How to find the remainder $x^y\bmod z$ quickly?

Question

I am searching for any rule to find the remainder $x^y\bmod z$ where $x,y,z$ are positive integer.

Is there any rule to quickly find this remainder (without computing $x^y$)?

Answer 1

You can use Euler's theorem: $x^{\phi(z)} \equiv 1 \pmod z$ (assuming $x, z$ are coprime).

This means you can reduce $x^y \mod z = (x \mod z)^{y \mod \phi(z)}$.

Besides this, there's not much that can be said without knowing more about $x,y,z$.

Answer 2

Yes, there is.

As you ask about remainder, I guess we can assume that $x,y,z$ are positive integers. Then, what you are looking for is most probably the Euler-Fermat theorem, which states that $$x^{\varphi(z)}\equiv 1 \pmod{z}$$ if $x$ is coprime to $z$. Here $A\equiv B \pmod{z}$ means that $A$ and $B$ are congruent modulo $z$, i.e. they give the same remainder, that is, $z\,|\,A-B$. And, $\ \varphi(z)$ is the number of positive coprimes to $z$ which are less than $z$.

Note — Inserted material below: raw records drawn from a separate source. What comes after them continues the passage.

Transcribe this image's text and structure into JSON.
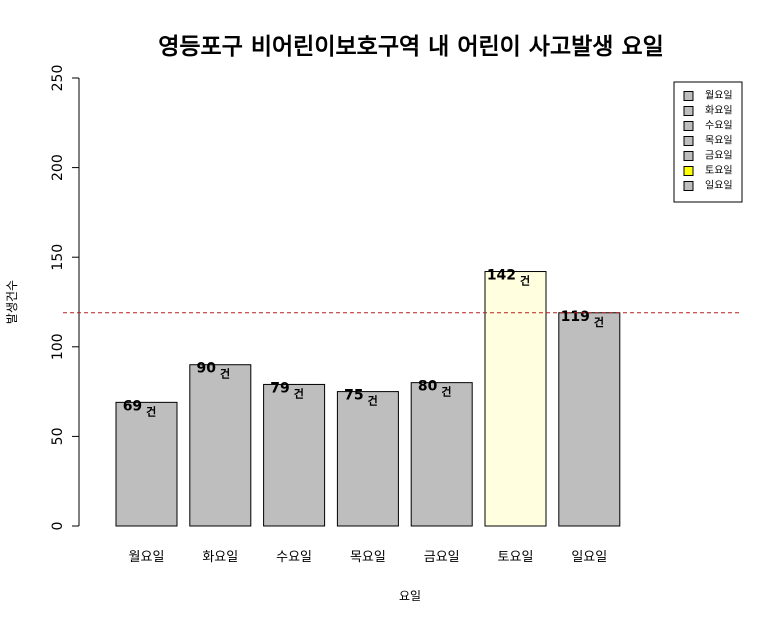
{
  "chart_data": {
    "type": "bar",
    "title": "영등포구 비어린이보호구역 내 어린이 사고발생 요일",
    "xlabel": "요일",
    "ylabel": "발생건수",
    "categories": [
      "월요일",
      "화요일",
      "수요일",
      "목요일",
      "금요일",
      "토요일",
      "일요일"
    ],
    "values": [
      69,
      90,
      79,
      75,
      80,
      142,
      119
    ],
    "value_unit": "건",
    "bar_colors": [
      "#bebebe",
      "#bebebe",
      "#bebebe",
      "#bebebe",
      "#bebebe",
      "#ffffe0",
      "#bebebe"
    ],
    "ylim": [
      0,
      250
    ],
    "yticks": [
      0,
      50,
      100,
      150,
      200,
      250
    ],
    "reference_line": {
      "value": 119,
      "color": "#b22222",
      "style": "dashed"
    },
    "legend": {
      "position": "top-right",
      "entries": [
        "월요일",
        "화요일",
        "수요일",
        "목요일",
        "금요일",
        "토요일",
        "일요일"
      ],
      "colors": [
        "#bebebe",
        "#bebebe",
        "#bebebe",
        "#bebebe",
        "#bebebe",
        "#ffff00",
        "#bebebe"
      ]
    },
    "grid": false
  }
}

An important property of giving the same remainder is that it preserves addition and multiplication, in particular, if $x$ gives remainder $d$ modulo $z$, then $x\equiv d$ and we also have $x^y\equiv d^y\pmod{z}$.

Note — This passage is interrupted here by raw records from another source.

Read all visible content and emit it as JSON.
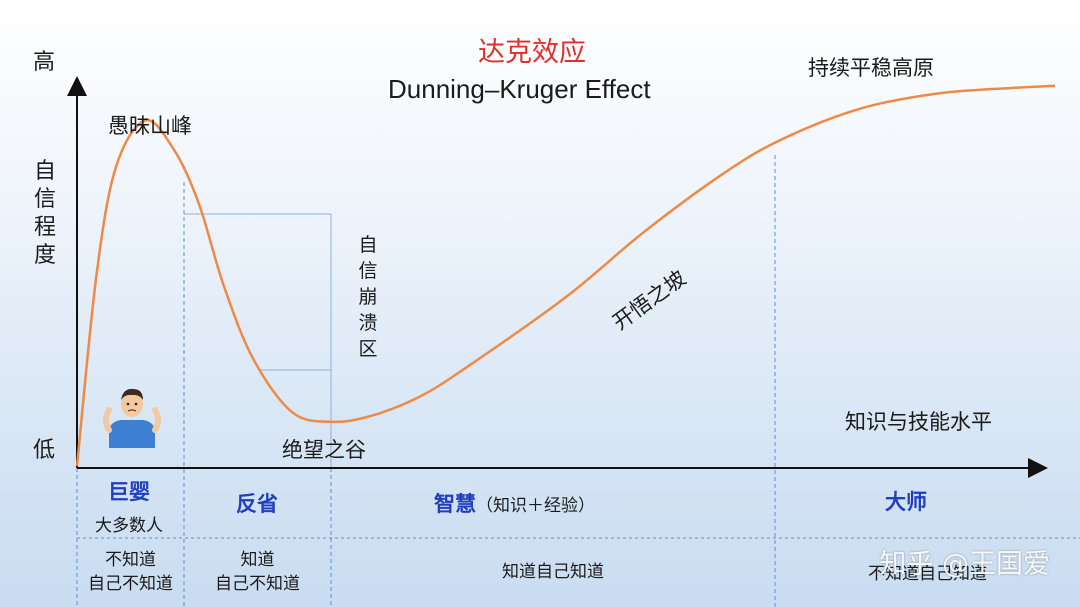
{
  "chart_data": {
    "type": "line",
    "title": "达克效应",
    "subtitle": "Dunning–Kruger Effect",
    "ylabel": "自信程度",
    "xlabel": "知识与技能水平",
    "y_high_label": "高",
    "y_low_label": "低",
    "xlim": [
      0,
      1
    ],
    "ylim": [
      0,
      1
    ],
    "series": [
      {
        "x": [
          0.0,
          0.02,
          0.04,
          0.07,
          0.1,
          0.125,
          0.15,
          0.18,
          0.22,
          0.26,
          0.3,
          0.35,
          0.4,
          0.5,
          0.58,
          0.66,
          0.72,
          0.8,
          0.88,
          0.96,
          1.0
        ],
        "y": [
          0.0,
          0.5,
          0.78,
          0.9,
          0.82,
          0.68,
          0.47,
          0.28,
          0.14,
          0.115,
          0.13,
          0.18,
          0.26,
          0.44,
          0.61,
          0.76,
          0.85,
          0.93,
          0.97,
          0.985,
          0.99
        ]
      }
    ],
    "annotations": {
      "peak": "愚昧山峰",
      "collapse": "自信崩溃区",
      "valley": "绝望之谷",
      "slope": "开悟之坡",
      "plateau": "持续平稳高原"
    },
    "stages": [
      {
        "name": "巨婴",
        "sub": "大多数人",
        "note": "",
        "knowledge": [
          "不知道",
          "自己不知道"
        ]
      },
      {
        "name": "反省",
        "sub": "",
        "note": "",
        "knowledge": [
          "知道",
          "自己不知道"
        ]
      },
      {
        "name": "智慧",
        "sub": "",
        "note": "（知识＋经验）",
        "knowledge": [
          "知道自己知道"
        ]
      },
      {
        "name": "大师",
        "sub": "",
        "note": "",
        "knowledge": [
          "不知道自己知道"
        ]
      }
    ],
    "colors": {
      "curve": "#ee8a45",
      "axis": "#111111",
      "stage_text": "#1f3fbf",
      "title": "#e0302a",
      "divider": "#5b8fd6"
    },
    "grid": false
  },
  "emoji_icon": "person-shrugging-icon",
  "watermark": "知乎 @王国爱"
}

Now, (supposing $x$ is coprime to $z$) you have to take the remainder of $y$ modulo $\varphi(z)$, say $y\equiv b\pmod{\varphi(z)}$, then we have $$x^y\equiv d^y\equiv d^b \pmod{z} \,.$$ In case, $\gcd(x,z)\ne 1$, we might have to find the factors of $z$ and find the remainders w.r.t. these factors, and then use the Chinese remainder theorem to glue the remainders together to get something modulo $z$.